The CMA condemns the creation, arming, and utilization of civilian populations disguised as militias, at the same time that it condemns any illegitimate violence.

There’s a lot to ponder there, and throughout the statement, which contains both moments of frustrating vagueness and elements of pointed grievance – the last sentence of the excerpt above, for example, seems aimed at GATIA, a pro-government militia. Overall, the statement works to project a willingness to make peace, yet it also references serious stumbling blocks that will remain no matter who signs what.

And that, to me, is the main takeaway: the serious and worsening violence on the ground renders the accord ineffective. I won’t say “meaningless,” because these agreements become, if nothing else, elements in a longer narrative of disagreement, but I will say “ineffective,” because I expect that serious violence will continue after this week.

Al-Murabitun and the Islamic State

Yesterday, Mauritania’s Al Akhbar reported (French, and a slightly different version in Arabic)* that al-Murabitun, a Sahelian jihadist group that takes its name from an eleventh-century Northwest African dynasty, had pledged allegiance to the Islamic State. The audio statement (Arabic) was a short and straightforward pledge of allegiance read by someone who gave his name at the end as ‘Adnan Abu al-Walid al-Sahrawi. Al-Sahrawi was a leader in the Movement for Unity/Tawhid and Jihad in West Africa (MUJWA), one of two groups that came together to form al-Murabitun in 2013. The other group was Mokhtar Belmokhtar’s al-Mulaththamun, or “the Masked Men.” Both groups are splinters from al-Qa’ida in the Islamic Maghreb (AQIM). Al-Sahrawi is (may be?) the emir of al-Murabitun. If genuine, the message from al-Sahrawi would represent a further diminution of al-Qa’ida’s influence in North Africa, the Sahara, and the Sahel.

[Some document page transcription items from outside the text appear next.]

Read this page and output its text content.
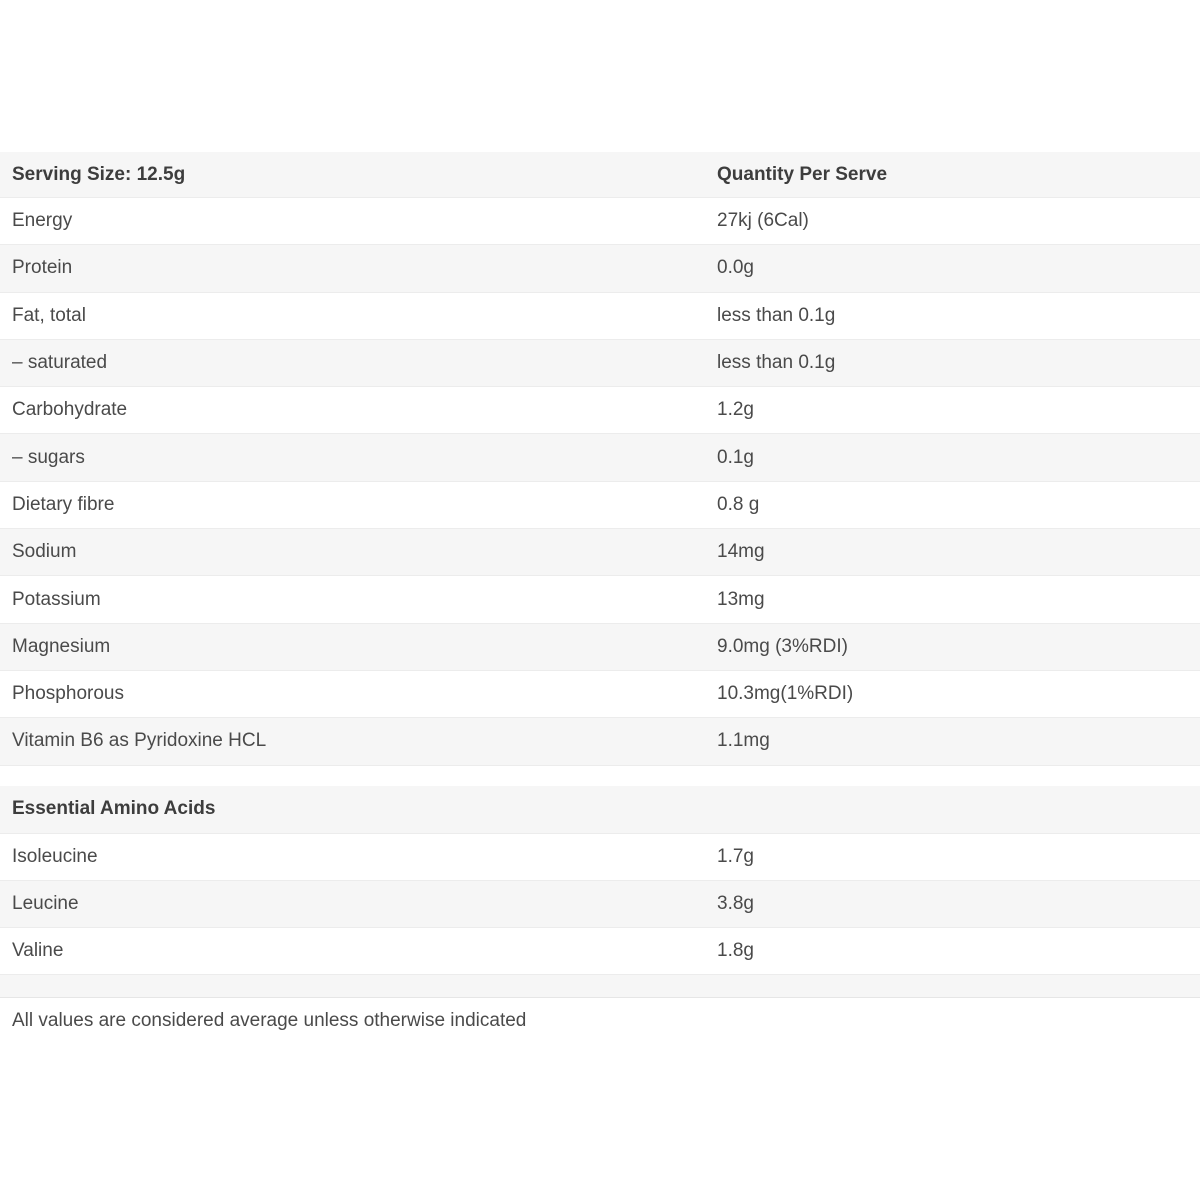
Serving Size: 12.5g	Quantity Per Serve
Energy	27kj (6Cal)
Protein	0.0g
Fat, total	less than 0.1g
– saturated	less than 0.1g
Carbohydrate	1.2g
– sugars	0.1g
Dietary fibre	0.8 g
Sodium	14mg
Potassium	13mg
Magnesium	9.0mg (3%RDI)
Phosphorous	10.3mg(1%RDI)
Vitamin B6 as Pyridoxine HCL	1.1mg
Essential Amino Acids
Isoleucine	1.7g
Leucine	3.8g
Valine	1.8g
All values are considered average unless otherwise indicated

I don’t go much for the kind of over-analyzing of jihadist media statements that can lead to making mountains out of molehills, but it is striking that al-Sahrawi’s (purported) statement was not nearly as formal or extensive as other, formulaic pledges of allegiance to the Islamic State. Compare the pledge (Arabic) by Boko Haram’s Abubakar Shekau, which included a number of formal elements (such as Khutbat al-Haja, “The Sermon of Necessity,” an oft-used Salafi doxology) not present in al-Sahrawi’s audio pledge.

One of al-Murabitun’s recent attacks was an April 15 suicide attack on United Nations peacekeepers in Ansongo, Mali. That attack was claimed by Belmokhtar.

*h/t Rukmini Callimachi and Andrew Lebovich, whose commentary on this is worth reading.